Padahal sebenarnya Ian sudah menunggu dengan sabar sampai Liv muncul untuk kemudian mengajaknya makan malam. Hanya saja Ian tidak mau mengakui itu sampai kapan pun. Cara mengajaknya pun dengan gayanya yang cuek dan galak.
Wajah Liv berubah jadi geli mendengar penjelasan Ian.
“Tahun ini gue harus…”
Senyum Liv semakin melebar.
“Datang berdua.” Ian menutup kalimatnya.
“Wooooow,” seru Liv sambil bertepuk tangan. “Berarti di kantor lo itu lo manajer? Kenapa baru sekarang harus datang berdua? Kemarin-kemarin kok nggak apa-apa datang sendiri? Lo kenapa ajak gue? Kan gue nggak kenal-kenal banget sama lo? Sering berantem pula kita. Lo nggak punya cewek yang ditaksir? Jangan-jangan lo naskir gue ya?”
Pertanyaan bertubi-tubi Liv membuat Ian menutup telinganya dan berpaling dari Liv.
“Eh kok malah meleng. Jawab kaliii,” Liv terkikik geli lalu menarik tangan Ian agar kembali menatapnya.
“Nggak ada alasan khusus. Lo mau apa nggak?” Ian kembali menatap Liv dan merengut.
“Kapan?” Liv terkikik.
“Sabtu depan,”
“Oke,” Liv mengangguk tanpa perlu berpikir atau mengecek jadwalnya. Diajak Ian saja dia sudah takjub. Apa lagi diajak ke sebuah acara formal. Agenda lainnya bisa Liv atur belakangan. “Jam berapa? Dress code-nya apa?”
“Acaranya jam 7. Kita berangkat bareng sekitar jam 6. Dresscode-nya formal. Gue akan pake jas dan berarti lo perlu pake gaun,”
“No problem,” Liv tersenyum.
Ian menatap wajah Liv yang tampak berbeda dengan kesehariannya. Perempuan ini penuh kejutan. Mungkin memang beginilah Liv kenyataannya ketika mengenalnya lebih jauh. Akhirnya Ian mengangguk.

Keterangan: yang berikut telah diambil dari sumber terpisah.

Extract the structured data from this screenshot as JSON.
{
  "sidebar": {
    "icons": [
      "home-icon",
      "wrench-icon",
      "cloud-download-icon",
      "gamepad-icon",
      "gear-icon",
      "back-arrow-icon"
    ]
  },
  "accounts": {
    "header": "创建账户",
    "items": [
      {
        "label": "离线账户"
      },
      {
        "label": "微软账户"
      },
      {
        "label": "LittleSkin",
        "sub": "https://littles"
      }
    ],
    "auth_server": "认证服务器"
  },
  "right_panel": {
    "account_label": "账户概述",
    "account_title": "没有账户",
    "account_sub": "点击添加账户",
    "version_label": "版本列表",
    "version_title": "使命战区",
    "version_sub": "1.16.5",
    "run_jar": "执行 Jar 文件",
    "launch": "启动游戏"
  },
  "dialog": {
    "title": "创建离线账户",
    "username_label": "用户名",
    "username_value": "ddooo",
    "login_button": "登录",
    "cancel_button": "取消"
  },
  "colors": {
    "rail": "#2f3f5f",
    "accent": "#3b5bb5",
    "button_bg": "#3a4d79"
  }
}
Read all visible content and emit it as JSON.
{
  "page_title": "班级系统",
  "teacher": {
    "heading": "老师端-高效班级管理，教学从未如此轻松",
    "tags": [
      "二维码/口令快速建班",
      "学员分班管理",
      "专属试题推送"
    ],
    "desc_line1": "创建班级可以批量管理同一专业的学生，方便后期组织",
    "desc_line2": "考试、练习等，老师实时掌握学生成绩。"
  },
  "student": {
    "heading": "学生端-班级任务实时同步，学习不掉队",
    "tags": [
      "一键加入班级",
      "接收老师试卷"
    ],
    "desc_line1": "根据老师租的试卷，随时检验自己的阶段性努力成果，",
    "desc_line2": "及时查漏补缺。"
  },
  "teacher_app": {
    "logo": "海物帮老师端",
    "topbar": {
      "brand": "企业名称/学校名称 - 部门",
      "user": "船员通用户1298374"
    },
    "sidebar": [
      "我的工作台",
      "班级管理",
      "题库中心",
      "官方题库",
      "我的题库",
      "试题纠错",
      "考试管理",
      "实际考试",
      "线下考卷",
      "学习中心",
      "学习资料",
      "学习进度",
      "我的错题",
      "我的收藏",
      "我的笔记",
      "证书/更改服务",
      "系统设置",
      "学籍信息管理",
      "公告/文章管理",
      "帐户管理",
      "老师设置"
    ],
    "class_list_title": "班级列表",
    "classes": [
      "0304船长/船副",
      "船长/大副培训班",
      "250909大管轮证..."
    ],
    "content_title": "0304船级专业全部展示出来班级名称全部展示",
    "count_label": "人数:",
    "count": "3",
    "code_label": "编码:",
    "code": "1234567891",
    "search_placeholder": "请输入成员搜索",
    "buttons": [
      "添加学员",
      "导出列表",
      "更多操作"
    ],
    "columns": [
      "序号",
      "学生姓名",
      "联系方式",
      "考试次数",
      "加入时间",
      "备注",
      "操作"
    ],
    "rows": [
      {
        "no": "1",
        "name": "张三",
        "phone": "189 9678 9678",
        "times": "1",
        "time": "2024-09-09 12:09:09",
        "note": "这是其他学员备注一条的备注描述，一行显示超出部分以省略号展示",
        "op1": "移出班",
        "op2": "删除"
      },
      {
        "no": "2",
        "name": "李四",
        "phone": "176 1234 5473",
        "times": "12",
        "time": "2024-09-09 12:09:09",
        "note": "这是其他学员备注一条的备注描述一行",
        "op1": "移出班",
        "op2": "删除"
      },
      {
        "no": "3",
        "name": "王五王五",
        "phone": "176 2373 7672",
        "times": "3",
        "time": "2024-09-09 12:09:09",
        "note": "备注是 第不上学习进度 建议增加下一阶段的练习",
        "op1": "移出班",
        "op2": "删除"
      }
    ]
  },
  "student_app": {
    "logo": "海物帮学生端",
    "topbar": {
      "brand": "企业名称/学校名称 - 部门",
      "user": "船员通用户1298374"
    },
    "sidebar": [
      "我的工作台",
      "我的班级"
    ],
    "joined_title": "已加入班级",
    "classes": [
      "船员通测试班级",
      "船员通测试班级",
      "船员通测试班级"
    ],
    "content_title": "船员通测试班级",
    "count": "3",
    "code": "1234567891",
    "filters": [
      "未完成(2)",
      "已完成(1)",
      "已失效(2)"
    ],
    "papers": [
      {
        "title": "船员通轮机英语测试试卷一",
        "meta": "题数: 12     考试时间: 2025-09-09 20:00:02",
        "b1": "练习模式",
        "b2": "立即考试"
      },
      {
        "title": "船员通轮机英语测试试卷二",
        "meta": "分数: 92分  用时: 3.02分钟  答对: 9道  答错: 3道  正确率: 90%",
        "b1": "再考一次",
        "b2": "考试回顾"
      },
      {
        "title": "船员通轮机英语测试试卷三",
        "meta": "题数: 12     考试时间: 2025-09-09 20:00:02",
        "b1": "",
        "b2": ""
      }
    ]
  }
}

“Tapi gue nggak ada mobil untuk berangkat. Jadi mungkin bakal naik tak…”
“Pake mobil gue aja,” Liv memotong. “Tapi lo yang nyetir ya!”
“Oke,” Ian mengangguk lagi.
“Deal,” Liv mengulurkan tangannya.
“Deal,” balas Ian, menjabat tangan Liv.
***
“Udah siap?” Tanya Ian via telepon.
Setelah Liv setuju untuk menemani Ian ke acara kantornya, akhirnya Ian memberikan nomor teleponnya untuk Liv. Sekarang hari H di mana mereka akan berangkat ke Four Seasons untuk acara kantor Ian. Mereka janji berangkat pukul setengah 7 dan sekarang pukul setengah enam Ian sudah menelepon Liv.
“Belum,” Liv mengepit telepon di telinga dan pundaknya. Tangannya mengobrak-abrik lemari yang setengah isinya sudah berserakan di tempat tidur. “Masih jam setengah enam kali, Yan. Kita janjian sejam lagi kan?”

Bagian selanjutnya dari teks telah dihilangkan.